Movie Maker Finds True Calling in Teaching Next Generation of Film Students

Associate Professor Robert Jones has more than 50 productions to his name as a filmmaker —and he’s not content to keep all that experience to himself.

Jones moved to Los Angeles in 1991 like so many before him with big dreams to become a famous director. And, like so many others, Jones found himself looking for a side gig to pay the bills until the red carpet came calling. Where his story departs from the usual is the side job he found: teaching.

“I was meant to move to Orlando and teach and do my own films on the side and it’s the best thing in the world for me” Jones said. “I learned a lot about myself, about filmmaking and teaching.”

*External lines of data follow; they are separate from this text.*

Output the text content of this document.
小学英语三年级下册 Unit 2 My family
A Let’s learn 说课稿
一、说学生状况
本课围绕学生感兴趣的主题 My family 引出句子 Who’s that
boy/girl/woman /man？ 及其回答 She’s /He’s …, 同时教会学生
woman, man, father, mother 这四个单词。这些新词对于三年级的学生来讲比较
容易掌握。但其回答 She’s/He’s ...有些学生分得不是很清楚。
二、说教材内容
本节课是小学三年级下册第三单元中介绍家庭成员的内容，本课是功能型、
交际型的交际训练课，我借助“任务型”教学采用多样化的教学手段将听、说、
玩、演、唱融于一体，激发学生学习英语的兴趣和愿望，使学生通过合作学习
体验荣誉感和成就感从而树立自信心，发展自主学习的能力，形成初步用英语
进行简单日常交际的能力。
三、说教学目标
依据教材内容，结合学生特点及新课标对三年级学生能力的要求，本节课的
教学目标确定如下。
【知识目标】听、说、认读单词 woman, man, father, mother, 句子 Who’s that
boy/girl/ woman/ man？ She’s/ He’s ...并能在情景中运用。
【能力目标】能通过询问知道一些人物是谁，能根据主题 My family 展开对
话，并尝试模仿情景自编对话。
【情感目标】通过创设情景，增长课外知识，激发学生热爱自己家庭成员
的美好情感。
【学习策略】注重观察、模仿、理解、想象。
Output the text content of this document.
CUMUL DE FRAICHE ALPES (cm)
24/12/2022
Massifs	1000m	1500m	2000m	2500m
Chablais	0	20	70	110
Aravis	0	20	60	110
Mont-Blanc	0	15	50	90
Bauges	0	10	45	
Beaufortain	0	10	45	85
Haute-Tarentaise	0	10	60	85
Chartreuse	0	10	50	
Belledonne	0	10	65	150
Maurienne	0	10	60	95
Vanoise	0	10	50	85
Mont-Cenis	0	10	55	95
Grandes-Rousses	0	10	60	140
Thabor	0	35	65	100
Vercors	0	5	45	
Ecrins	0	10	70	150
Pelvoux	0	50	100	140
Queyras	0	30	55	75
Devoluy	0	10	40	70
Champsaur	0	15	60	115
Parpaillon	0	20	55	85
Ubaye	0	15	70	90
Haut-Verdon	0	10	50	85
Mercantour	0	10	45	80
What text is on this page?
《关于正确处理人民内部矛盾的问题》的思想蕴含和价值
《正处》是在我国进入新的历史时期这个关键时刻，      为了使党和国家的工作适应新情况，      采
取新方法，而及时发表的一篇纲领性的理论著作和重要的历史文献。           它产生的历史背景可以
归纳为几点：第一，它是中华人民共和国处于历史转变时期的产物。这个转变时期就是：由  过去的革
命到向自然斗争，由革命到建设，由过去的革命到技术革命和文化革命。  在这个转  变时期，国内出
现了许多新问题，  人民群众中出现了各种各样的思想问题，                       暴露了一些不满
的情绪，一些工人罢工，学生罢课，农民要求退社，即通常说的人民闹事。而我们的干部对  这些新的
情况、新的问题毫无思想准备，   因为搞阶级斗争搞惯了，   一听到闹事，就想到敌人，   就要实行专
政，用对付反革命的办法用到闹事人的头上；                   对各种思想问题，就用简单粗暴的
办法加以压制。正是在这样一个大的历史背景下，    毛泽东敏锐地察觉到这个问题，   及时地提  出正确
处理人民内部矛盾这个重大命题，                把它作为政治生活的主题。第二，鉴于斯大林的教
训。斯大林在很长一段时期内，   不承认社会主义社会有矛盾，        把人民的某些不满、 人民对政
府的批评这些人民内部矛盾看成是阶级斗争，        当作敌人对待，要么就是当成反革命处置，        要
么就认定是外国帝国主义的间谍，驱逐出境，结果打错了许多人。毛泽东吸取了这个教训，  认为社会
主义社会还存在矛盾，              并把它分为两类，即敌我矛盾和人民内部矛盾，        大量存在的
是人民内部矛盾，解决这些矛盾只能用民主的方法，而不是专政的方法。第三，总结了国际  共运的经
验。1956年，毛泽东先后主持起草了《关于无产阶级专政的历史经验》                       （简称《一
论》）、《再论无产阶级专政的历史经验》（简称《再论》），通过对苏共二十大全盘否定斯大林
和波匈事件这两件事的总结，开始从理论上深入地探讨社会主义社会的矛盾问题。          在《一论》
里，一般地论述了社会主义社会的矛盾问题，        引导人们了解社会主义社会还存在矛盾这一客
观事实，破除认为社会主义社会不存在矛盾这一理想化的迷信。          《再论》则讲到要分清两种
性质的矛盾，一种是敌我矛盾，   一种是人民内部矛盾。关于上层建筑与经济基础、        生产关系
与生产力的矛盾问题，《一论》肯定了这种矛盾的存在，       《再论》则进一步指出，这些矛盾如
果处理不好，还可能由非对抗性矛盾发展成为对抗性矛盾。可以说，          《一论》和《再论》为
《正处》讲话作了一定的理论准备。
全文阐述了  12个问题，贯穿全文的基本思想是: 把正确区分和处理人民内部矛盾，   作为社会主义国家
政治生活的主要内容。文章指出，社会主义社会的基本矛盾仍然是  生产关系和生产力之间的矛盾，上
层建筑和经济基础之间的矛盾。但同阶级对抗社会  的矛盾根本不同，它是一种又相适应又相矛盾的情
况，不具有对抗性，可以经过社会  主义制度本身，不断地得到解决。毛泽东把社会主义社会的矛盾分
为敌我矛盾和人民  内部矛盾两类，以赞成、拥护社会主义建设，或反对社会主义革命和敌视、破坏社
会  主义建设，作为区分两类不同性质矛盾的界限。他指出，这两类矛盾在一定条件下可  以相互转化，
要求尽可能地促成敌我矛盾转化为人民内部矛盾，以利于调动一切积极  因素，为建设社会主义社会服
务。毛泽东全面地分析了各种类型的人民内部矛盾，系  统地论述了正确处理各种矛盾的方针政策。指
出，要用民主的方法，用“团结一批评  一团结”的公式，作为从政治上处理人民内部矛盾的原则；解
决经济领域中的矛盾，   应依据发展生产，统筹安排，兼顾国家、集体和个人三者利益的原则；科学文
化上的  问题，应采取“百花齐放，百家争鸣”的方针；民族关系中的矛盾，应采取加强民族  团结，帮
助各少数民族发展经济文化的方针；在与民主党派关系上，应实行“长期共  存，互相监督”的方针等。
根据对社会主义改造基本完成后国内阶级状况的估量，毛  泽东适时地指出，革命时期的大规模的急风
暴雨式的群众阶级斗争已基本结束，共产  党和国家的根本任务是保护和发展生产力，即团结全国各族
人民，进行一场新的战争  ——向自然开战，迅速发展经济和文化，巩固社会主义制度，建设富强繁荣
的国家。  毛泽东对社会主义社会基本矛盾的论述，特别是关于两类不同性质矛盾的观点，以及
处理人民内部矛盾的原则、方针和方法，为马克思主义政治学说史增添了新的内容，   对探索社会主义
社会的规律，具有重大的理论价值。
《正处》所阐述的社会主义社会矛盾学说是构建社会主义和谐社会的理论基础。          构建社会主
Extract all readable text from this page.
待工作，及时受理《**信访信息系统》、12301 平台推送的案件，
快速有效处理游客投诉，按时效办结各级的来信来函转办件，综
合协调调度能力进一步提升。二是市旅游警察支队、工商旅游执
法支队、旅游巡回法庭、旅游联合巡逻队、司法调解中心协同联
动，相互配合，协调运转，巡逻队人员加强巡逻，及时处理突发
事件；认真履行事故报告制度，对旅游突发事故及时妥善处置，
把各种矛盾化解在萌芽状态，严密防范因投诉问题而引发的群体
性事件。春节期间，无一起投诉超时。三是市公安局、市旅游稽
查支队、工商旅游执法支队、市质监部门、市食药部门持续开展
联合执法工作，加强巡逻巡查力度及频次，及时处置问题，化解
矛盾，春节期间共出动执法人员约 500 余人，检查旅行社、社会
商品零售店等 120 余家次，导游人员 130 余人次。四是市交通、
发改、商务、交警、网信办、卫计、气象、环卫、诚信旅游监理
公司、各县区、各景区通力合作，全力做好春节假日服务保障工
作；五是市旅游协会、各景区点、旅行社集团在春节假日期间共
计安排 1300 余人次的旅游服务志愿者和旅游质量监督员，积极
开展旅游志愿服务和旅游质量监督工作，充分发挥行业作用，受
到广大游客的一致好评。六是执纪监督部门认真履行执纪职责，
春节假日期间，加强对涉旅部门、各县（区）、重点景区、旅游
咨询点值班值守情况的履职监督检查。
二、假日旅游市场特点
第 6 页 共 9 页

Jones first joined the film industry as an independent filmmaker and has been teaching for over 50 years. He taught in almost every film school in LA after living there for six years, and was awarded the UCF TIP Award for outstanding teaching in 1996 when he began teaching in Florida.

The emphasis in his class is film analysis. By teaching students the methods and techniques Hollywood uses for narrative films, they can pick up those tools and implement them in their own film productions. Or, when the time is right, break the rules in creative ways.

“To teach film well you need to know all the narrative skills as well as the production techniques of filmmaking and then be able to convey them to your students,” Jones said. “To be a good teacher you must know your material inside and out, then be able to communicate it to your students.”

Still making award-winning films, Jones knows his material “inside and out,” with his work acknowledged by film awards such as the Christopher Columbus Screenplay Discovery Award in 1998.

With no luck making film gigs in LA, Jones moved to Orlando to teach film at UCF. He then passed down the knowledge and experiences he gained while in LA to his students in the Film program.  While he comfortably sits in an expert chair, Jones is quick to point out that learning is a two-way street.

He recalls a conversation he had with a student and how she pointed out something in a film that he never thought about before.

“Both the experience of teaching and filmmaking are something you can learn from. They lead you to experiences that you are not expecting and often work out for the best,” Jones said. “I have learned that teaching is a calling and once called you are a teacher for life. It’s great if you embrace it, hell if you don’t.”